Culture Minister Rachida Dati relaunched the debate in October by suggesting charging €5 per visitor to Notre-Dame-de-Paris to raise €75 million to save "all the churches in Paris and France", while 3.000 of them are "suffering" according to the Observatory of Religious Heritage (OPR).
The diocese of Paris has defended the principle of "free entry to churches and cathedrals", but the minister said last month that she still hoped to "convince" him during a trip devoted to the announcement of "full" funding by the State of the 22 million euros needed to restore the spire of the Saint-Bénigne cathedral in Dijon.
The latter is fortunate to be one of 87 in France belonging to the State, unlike that of Dax, also called Sainte-Marie.
In the Landes, it is the cathedral of Aire-sur-l'Adour, the historic seat of the bishopric, which has this status.
Small trees on the facade
The responsibility for maintaining Notre-Dame de Dax therefore falls to the owner municipality, as for around sixty other French cathedrals built before 1905 and the law on the separation of Church and State.
"We have to take the bull by the horns" after decades of problems with watertightness and poor sanitary hygiene which have "impacted the vaults and altarpieces of great value, sometimes with great water", believes Richard Duplat, heritage architect who made the diagnosis of this "classical cathedral, very well regulated and controlled inside".
His agency specializing in ancient heritage has estimated the overall renovation at 23,9 million euros, to restore the splendor to the building, some of whose stained glass windows have remained white since the XNUMXth century, already "due to lack of money". An amount similar to the budget for the future concert hall in the Dax area.

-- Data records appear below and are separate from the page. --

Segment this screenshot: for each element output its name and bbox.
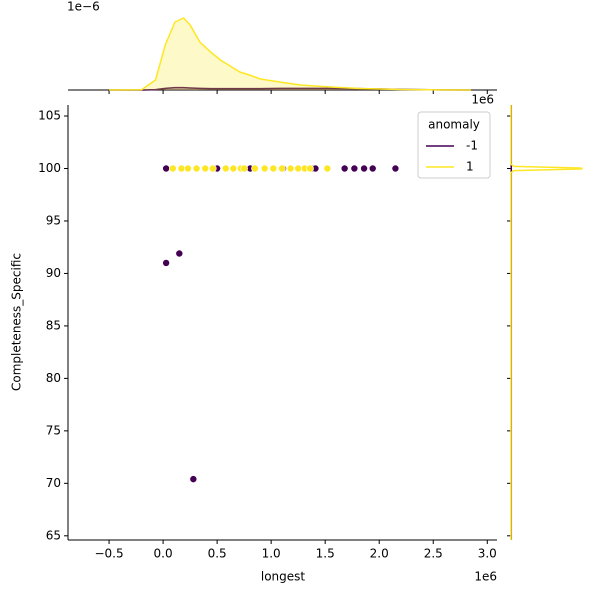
point	[350, 164, 359, 173]
point	[184, 164, 192, 173]
y-tick-label: 80	[46, 371, 61, 385]
y-axis-label: Completeness_Specific	[10, 253, 24, 391]
point	[169, 164, 177, 173]
point	[162, 164, 170, 173]
x-tick-label: −0.5	[94, 547, 123, 561]
y-tick-label: 85	[46, 318, 61, 332]
y-tick-label: 65	[46, 528, 61, 542]
x-tick-label: 1.0	[262, 547, 281, 561]
legend-label: -1	[466, 139, 478, 153]
x-offset-label: 1e6	[474, 570, 497, 584]
y-tick-label: 95	[46, 213, 61, 227]
legend-title: anomaly	[428, 118, 480, 132]
point	[221, 164, 230, 173]
point	[175, 249, 184, 258]
point	[323, 164, 332, 173]
point	[306, 164, 314, 173]
legend-box	[417, 111, 491, 179]
point	[286, 164, 295, 173]
point	[240, 164, 248, 173]
point	[189, 475, 198, 483]
point	[229, 164, 238, 173]
top-offset-label: 1e−6	[67, 0, 100, 14]
point	[260, 164, 269, 173]
right-offset-label: 1e6	[471, 93, 494, 107]
point	[162, 259, 170, 267]
y-tick-label: 70	[46, 476, 61, 490]
x-tick-label: 2.0	[370, 547, 389, 561]
kde-line	[510, 105, 583, 540]
x-tick-label: 3.0	[478, 547, 497, 561]
kde-fill	[109, 18, 472, 90]
y-tick-label: 90	[46, 266, 61, 280]
kde-line	[109, 17, 472, 91]
x-tick-label: 0.0	[154, 547, 173, 561]
point	[209, 164, 217, 173]
point	[391, 164, 400, 173]
x-axis-label: longest	[261, 570, 306, 584]
y-tick-label: 100	[38, 161, 61, 175]
y-tick-label: 105	[38, 109, 61, 123]
point	[177, 164, 186, 173]
x-tick-label: 2.5	[424, 547, 443, 561]
point	[269, 164, 278, 173]
point	[201, 164, 210, 173]
legend-label: 1	[466, 160, 474, 174]
point	[294, 164, 302, 173]
y-tick-label: 75	[46, 423, 61, 437]
x-tick-label: 0.5	[208, 547, 227, 561]
legend: anomaly -1 1	[417, 111, 491, 179]
point	[278, 164, 286, 173]
point	[368, 164, 377, 173]
x-tick-label: 1.5	[316, 547, 335, 561]
point	[340, 164, 349, 173]
point	[192, 164, 201, 173]
point	[251, 164, 259, 173]
point	[360, 164, 368, 173]
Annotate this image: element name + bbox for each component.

First objective: to reinforce the structure, which is however not in danger, with emergency work starting this year on fire protection (fire door and security system), as well as on the roof to prevent the biggest leaks, while small trees were growing on the facade until recently.
"The total envelope is enormous on the scale of the municipality, whose annual investment budget is between 7 and 9 million euros. This will have to be spread over several years depending on the degree of urgency and the support obtained from co-financiers. The fact that the church is listed makes it easier for us to dialogue with the State via the DRAC (Regional Directorate of Cultural Affairs)," Mayor Julien Dubois assured AFP.
Regulate diagnostics
The cathedral, built between the 1946th and 1884th centuries, has been listed as a Historic Monument since XNUMX, as has its Portal of the Apostles, the last vestige of the XNUMXth century Gothic church, which has been listed since XNUMX.

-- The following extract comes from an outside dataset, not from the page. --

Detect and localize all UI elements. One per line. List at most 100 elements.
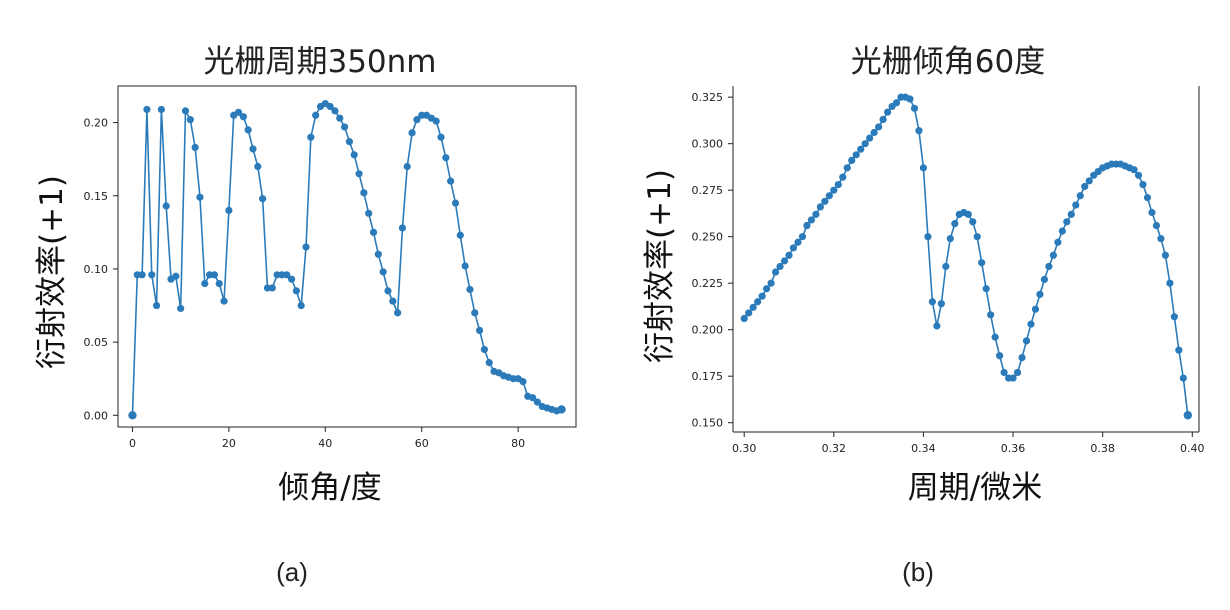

The city therefore hopes to obtain 50% funding from the state, while calling on other communities and institutions and on patronage as was the case (a few tens of thousands of euros) for the renovation of the ancient basilica of this Gallo-Roman city which reopened at the end of the summer.
While he believes that the town must "contribute to this emblematic monument which attracts a huge number of visits", particularly from spa visitors in this spa town, Julien Dubois also sees "with a positive eye" the idea put forward by Rachida Dati of making tourists to Notre-Dame de Paris pay.
"We could support many cathedrals like ours. Otherwise the financing is very, very complicated to secure," explains the mayor.
Édouard de Lamaze, president of the Religious Heritage Observatory, also defends this option, by targeting these potential funds towards municipal cathedrals.
But he also considers it necessary to "put regulations on these diagnoses that are becoming insane". "The work that is imposed on mayors, sometimes useless, is much too expensive and done haphazardly by those who will then carry it out! We need to come back down to earth", he says.